Man with luggage in front of arrivals
Passengers arriving at Birmingham airport in 2021 while the pandemic traffic light system was in place. Photograph: Jacob King/PA

At least £486m of taxpayer funds were spent on implementing the “traffic light system” for international arrivals during the coronavirus pandemic. But the government “does not know” whether it worked or not, according to a powerful committee of MPs.

The traffic light system set the rules for arrivals from every country depending on whether it was on the red, amber or green list. Arrivals from red list countries had to stay in a quarantine hotel for at least 10 days.

The testing and quarantine requirements for people arriving in the UK were changed 10 times between February 2021 and January 2022, according to the report by the public accounts committee (PAC) published on Tuesday.

The report said the government “does not know whether the system worked or whether the cost was worth the disruption caused”.

Airlines and holiday companies blamed ministers for the slow recovery of foreign travel due to the rules, with many European countries imposing fewer restrictions.

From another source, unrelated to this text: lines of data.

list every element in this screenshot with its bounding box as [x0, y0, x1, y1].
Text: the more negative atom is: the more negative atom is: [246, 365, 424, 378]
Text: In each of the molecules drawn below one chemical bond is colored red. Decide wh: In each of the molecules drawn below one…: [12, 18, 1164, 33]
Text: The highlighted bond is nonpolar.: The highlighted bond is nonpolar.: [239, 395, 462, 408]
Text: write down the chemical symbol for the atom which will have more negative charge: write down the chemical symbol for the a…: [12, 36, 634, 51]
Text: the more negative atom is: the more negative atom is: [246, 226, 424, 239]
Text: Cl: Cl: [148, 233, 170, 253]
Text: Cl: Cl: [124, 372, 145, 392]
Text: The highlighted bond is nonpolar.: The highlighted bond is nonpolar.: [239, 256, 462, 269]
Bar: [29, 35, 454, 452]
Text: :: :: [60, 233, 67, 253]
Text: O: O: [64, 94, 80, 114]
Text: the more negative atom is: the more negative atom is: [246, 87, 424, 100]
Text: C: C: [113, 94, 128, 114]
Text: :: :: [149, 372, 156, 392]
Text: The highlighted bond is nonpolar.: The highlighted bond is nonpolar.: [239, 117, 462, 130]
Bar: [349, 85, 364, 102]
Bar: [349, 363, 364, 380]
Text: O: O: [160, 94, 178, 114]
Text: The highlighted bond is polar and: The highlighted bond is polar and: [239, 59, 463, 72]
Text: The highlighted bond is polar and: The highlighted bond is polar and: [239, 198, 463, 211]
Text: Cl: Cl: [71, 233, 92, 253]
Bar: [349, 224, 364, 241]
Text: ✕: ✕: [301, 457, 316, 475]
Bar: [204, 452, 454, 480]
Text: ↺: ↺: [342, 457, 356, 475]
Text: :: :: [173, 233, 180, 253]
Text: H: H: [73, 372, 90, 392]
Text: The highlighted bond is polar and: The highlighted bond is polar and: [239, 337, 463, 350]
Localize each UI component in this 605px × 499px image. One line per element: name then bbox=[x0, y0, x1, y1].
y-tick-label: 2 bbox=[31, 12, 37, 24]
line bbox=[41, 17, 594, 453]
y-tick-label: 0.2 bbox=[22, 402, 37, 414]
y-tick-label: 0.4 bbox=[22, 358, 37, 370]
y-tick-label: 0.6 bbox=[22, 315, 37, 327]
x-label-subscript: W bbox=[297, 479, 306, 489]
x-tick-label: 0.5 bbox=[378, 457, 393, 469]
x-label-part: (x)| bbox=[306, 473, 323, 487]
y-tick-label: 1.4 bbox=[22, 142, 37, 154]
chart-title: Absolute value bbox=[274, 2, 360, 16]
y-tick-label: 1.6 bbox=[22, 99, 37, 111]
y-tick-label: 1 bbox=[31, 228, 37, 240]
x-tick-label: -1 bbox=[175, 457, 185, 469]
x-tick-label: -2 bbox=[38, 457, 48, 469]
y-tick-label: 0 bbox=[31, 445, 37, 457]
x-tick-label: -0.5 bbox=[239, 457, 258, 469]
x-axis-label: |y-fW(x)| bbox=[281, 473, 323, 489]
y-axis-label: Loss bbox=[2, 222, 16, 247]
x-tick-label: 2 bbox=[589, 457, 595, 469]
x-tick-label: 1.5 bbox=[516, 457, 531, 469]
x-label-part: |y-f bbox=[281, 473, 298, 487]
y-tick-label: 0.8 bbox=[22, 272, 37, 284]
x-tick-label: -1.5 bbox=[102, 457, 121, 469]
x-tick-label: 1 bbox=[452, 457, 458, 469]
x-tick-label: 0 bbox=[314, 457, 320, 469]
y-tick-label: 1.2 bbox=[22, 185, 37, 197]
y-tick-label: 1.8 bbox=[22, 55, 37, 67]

“Managing cross-border travel was an essential part of health measures introduced by government during the pandemic,” the report said. “Despite spending at least £486m on implementing its traffic light system to manage travel, [the] government did not track its spending on managing cross-border travel or set clear objectives, so does not know whether the system worked or whether the cost was worth the disruption caused.”

Taxpayers subsidised £329m of the total £757m cost of quarantine hotels, according to the report. That is despite the bill for individuals rising to more than £2,200 for a single adult. Only 2% of guests in hotel quarantine tested positive.

Dame Meg Hillier, chair of the PAC, said: “The approach to border controls and quarantine caused huge confusion and disruption with 10 changes in a year. And now we can see that it is not clear what this achieved.

“We can be clear on one thing – the cost to the taxpayer in subsidising expensive quarantine hotels, and more millions of taxpayers’ money blown on measures with no apparent plan or reasoning and precious few checks or proof that it was working to protect public health.”

Hillier said the government was not learning the lessons from the pandemic fast enough, missing opportunities to react faster to new variants and the spread of monkeypox.

“We don’t have time and it is not enough for government to feed these failures into its delayed public inquiry,” she said.

The Cabinet Office, which devised the scheme, said the pandemic was an unprecedented challenge and it acted “swiftly and decisively” to implement policies designed to save lives and protect the NHS from being overwhelmed.

A UK government spokesperson said: “Our top priority was public health, and considerable efforts were made across government to put border measures in place that helped to protect the UK from arriving cases of Covid-19, buying vital time for our domestic response to new and concerning variants.

“The Covid-19 inquiry has been set up to examine the UK’s response to the pandemic and the government will meet its obligations to the inquiry in full.”